私より大きな手が、時折私の手を優しく撫でる。それが妙に照れくさくて、桜佑に触れられているところがどんどん熱を帯びていく。


「桜佑が優しいと、なんか変な感じ」

「変ってなんだよ」

「調子狂う」

「俺は昔から優しいだろうが」

「それはスルーするわ」


意地悪された方が、腹は立つけどよっぽどマシ。そしたらこの手だってすぐに振り解けるのに。


「今朝からずっと変だよ。桜佑らしくない」


いや、昨晩からか。ふたりで飲みに行ってからずっと変だ。

俺と恋愛してみる?的な発言から桜佑の様子がおかしい。この私と婚約するとか、正気と思えなくて心配になる。

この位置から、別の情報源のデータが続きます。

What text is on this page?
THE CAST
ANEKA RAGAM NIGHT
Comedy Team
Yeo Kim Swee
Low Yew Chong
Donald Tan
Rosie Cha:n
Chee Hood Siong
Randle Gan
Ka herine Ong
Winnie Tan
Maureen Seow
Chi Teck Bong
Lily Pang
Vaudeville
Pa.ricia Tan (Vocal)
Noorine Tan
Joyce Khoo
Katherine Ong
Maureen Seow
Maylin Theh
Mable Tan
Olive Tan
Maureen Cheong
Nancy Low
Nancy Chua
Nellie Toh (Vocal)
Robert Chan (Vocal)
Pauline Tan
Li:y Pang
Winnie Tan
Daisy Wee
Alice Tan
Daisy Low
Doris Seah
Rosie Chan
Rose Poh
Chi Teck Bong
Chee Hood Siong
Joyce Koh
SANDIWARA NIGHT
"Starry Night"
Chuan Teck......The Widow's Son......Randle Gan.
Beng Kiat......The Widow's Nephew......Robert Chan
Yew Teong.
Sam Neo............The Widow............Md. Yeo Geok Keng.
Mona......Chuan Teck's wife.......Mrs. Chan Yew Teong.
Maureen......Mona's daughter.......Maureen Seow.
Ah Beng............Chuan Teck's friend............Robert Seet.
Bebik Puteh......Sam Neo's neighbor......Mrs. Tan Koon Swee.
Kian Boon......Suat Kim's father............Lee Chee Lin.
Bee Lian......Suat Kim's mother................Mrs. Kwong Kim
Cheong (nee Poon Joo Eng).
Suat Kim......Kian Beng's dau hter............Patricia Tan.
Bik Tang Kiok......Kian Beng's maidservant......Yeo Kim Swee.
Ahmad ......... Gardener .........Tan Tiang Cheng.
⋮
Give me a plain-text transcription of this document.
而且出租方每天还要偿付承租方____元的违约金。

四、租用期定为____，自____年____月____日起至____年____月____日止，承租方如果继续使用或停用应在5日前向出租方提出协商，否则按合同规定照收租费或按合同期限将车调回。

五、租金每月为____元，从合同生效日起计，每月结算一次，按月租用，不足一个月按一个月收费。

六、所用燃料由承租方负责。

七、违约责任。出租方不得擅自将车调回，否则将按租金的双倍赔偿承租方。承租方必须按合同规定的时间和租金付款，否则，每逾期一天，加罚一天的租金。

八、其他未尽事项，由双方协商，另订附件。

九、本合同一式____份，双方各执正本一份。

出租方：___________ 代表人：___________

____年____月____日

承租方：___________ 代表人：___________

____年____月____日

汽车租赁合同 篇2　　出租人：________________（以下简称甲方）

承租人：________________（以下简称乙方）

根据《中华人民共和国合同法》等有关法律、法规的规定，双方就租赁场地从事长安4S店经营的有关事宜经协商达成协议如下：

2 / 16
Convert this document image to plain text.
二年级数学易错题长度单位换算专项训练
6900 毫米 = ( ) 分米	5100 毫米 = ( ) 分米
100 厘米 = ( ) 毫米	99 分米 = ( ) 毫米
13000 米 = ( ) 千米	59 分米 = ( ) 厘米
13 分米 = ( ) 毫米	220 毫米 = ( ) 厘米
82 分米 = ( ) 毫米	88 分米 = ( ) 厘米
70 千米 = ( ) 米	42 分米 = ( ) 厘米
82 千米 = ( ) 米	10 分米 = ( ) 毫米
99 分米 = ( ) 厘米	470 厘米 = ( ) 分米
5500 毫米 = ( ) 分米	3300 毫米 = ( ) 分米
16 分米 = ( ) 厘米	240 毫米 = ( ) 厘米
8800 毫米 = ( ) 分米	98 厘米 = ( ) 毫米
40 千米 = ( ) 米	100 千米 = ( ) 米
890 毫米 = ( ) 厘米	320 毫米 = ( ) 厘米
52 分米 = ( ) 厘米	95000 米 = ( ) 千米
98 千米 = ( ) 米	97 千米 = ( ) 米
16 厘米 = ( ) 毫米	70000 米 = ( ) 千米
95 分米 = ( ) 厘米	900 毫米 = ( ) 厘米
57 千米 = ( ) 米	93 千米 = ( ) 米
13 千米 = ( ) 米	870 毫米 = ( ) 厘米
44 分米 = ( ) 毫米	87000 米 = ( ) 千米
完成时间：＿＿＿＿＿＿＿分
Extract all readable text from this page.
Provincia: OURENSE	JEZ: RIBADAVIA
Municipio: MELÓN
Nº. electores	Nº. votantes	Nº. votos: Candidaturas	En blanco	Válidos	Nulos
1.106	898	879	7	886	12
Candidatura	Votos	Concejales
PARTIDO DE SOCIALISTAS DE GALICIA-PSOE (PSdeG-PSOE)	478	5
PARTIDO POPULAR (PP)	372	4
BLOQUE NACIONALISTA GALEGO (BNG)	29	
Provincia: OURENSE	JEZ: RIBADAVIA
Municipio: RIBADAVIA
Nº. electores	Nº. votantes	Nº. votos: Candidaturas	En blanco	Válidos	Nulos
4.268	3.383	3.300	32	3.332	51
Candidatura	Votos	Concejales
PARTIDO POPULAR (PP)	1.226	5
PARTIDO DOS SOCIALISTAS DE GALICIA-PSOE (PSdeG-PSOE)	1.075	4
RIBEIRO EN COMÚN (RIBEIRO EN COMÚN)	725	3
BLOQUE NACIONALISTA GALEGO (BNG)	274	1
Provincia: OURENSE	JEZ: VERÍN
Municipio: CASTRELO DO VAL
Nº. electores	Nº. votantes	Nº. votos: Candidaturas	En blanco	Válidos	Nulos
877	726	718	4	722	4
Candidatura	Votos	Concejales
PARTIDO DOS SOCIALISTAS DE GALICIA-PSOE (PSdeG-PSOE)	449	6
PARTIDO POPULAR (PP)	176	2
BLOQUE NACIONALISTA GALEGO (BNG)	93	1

本当に何が目的?私のことが好きっていうのは、絶対嘘だよね。


「俺的にはどの辺が変なのか見当もつかねえな」

「どの辺…例えば、可愛いって言ったりとか…?」

「今まで言わなかっただけで、ずっと思ってたことだけど」

「だからそういうのだって…」


今まで言わなかったなら、これからも言わないでいいのに。どんな反応すればいいのか分からないから困ってんだよ。素直に喜んだら「嘘に決まってんだろ調子乗ってんじゃねーよ」って言われそうな気もするし。


「お前知ってる?植物って毎日褒めてあげるとよく育つって話」

「聞いた事はあるけど」

「それと同じで、お前にも同じようにしたら女になるかなっていう」

「なんか複雑だな」


納得出来るような、そうでないような。要するに、桜佑は私を女にするために褒めてくれてるってことだよね。


「でも俺、嘘は言ってねえよ」

「……」


やっぱ調子狂うな。桜佑の目が見れない。